I jumped out of bed and turned to the window. I watched as the stucco cracked and fell off the large hotel across the street.  Water from the rooftop pool spilled over the sides.  Lidia made a run for the door but as she reached the hallway, I grabbed her arm and pulled her back in.  We tousled for a few seconds while I yelled for her to get into the bathroom doorway and she screamed that we had to get out.  As we held each other and huddled in the bathroom door-frame, Lidia asked me why we were picking this place as our sanctuary.  I told her that this was the safest place and to trust me.  It’s funny how a small memory can jump up at the moment of need.  My beloved teacher James Truitte was from Los Angeles and I remember him telling me where to be in an earthquake.  Later during our evacuation from Mexico City, I met an architect who had also taken refuge in her bathroom doorway with another couple – they were the only three survivors in their hotel.

The electricity went out.  When the shaking finally stopped, we ventured out of our room to begin the seven-floor descent.  We joined the other hotel guests in the pitch black stairwell and used the walls to guide our way down.  Once we reached the ground floor, we left the building and gathered in the small parkette that divided the boulevard in front of the hotel.  We waited.  A heavy silence covered the city.  Soon the sound of sirens began to fill the air.  From the parkette we looked at the destruction around us.  Some of the buildings were piles of rubble, some were missing entire walls.  The building next to our hotel had begun to crack in half – with each half leaning in a different direction.  One half was leaning towards my room in my hotel.  Everyone was in shock – so we waited.  After several hours, I ventured back into the hotel and climbed back up the dark stairwell to my room where I changed out of my pajamas.  We spent the entire day waiting and watching emergency vehicles speed by.

By nightfall, it was officially determined that we could safely return our rooms.  I was in my room when I got hit with a wave of pain.  I was pregnant at the time (about two months along).  I made my way to the bathroom and there I experienced a spontaneous abortion.  The pain was intense and I was covered in sweat.  Lidia returned from the parkette to find me lying on the bathroom floor.  She wanted to get me to a doctor.  I pointed out to Lidia that there were a lot of other people that were in more dire need of medical attention than I was.  Their lives were in peril and I was alive.  She helped me to my bed and we both went to sleep.

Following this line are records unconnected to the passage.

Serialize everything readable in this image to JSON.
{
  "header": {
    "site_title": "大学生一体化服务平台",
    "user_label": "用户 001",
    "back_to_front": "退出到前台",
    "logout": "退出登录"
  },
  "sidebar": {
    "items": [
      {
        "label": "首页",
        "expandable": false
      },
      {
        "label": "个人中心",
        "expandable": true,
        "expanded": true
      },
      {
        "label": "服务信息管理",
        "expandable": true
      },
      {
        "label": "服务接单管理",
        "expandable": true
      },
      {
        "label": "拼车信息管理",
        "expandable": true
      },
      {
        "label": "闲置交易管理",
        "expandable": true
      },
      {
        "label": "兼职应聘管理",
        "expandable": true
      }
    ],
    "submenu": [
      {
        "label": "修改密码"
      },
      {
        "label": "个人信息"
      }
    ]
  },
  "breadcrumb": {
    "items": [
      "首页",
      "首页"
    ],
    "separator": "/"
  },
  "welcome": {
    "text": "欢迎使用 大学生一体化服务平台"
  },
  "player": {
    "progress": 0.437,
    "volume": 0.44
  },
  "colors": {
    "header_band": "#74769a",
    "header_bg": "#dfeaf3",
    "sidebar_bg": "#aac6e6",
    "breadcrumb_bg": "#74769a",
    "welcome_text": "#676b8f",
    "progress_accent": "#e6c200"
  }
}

The next morning, I was feeling better even though I was bleeding quite a bit.  I convinced Lidia and two other dancers to venture out with me.  I wanted to go to the one of the farmer’s markets because we needed food.  Having been in Mexico City before, I knew that one market was near our hotel.  We walked through the streets and looked at the destruction.  It looked like a war zone – only the plumbing remained (including bathtubs) remained of many collapsed buildings – their zig-zag structures standing eerily alone against the sky.  At the market I bought us Ritz crackers, peanut butter and fruit.  I was the only company member who had pesos on me.  We had arrived in Mexico the night before the earthquake and when we were in the airport, the company manager told everyone not to bother exchanging money at the airport because the rates were so bad.  He said that he would take care of it for everyone the next morning.  I – of course – ignored him and promptly exchanged some cash right there.  He told me I was stupid and I retorted that I don’t go into any country without some of the currency on me – good choice now that I look back.

Later that day we went to rehearsal.  Yes – in the midst of this disaster – we went to a rehearsal.  The director had insisted because although the Mexico City performances were obviously cancelled – the tour was still on and we had other obligations.  We were taken to a theatre outside of the downtown area – built on rock and untouched by the earthquake. Mexico City was built over a lake basin so the downtown area is sitting on a less than stable foundation.  I had always found this little fact so interesting on earlier visits.  All throughout the old part of Mexico City, beautiful old buildings were sinking.  Some buildings had sunk so low that the entrances into them were bridges that crossed from the street level directly to the second floor.  Many cathedral floors throughout the city were tipped.  Quaint then – tragic now.  The rehearsal was a dismal affair.  It seemed so wrong to be dancing while there was suffering all around us.  To add insult to injury, the director informed us that we would be attending a reception that night at the Canadian Embassy.  She wasn’t listening to our protests – again – we had obligations – so we were driven back to our hotel and told to quickly change our clothes and return to the bus.  At our hotel, things had gotten back to normal somewhat – the electricity was on.  Lidia and I took the first elevator up with two other dancers.  As I was opening the door to our room, the second quake hit.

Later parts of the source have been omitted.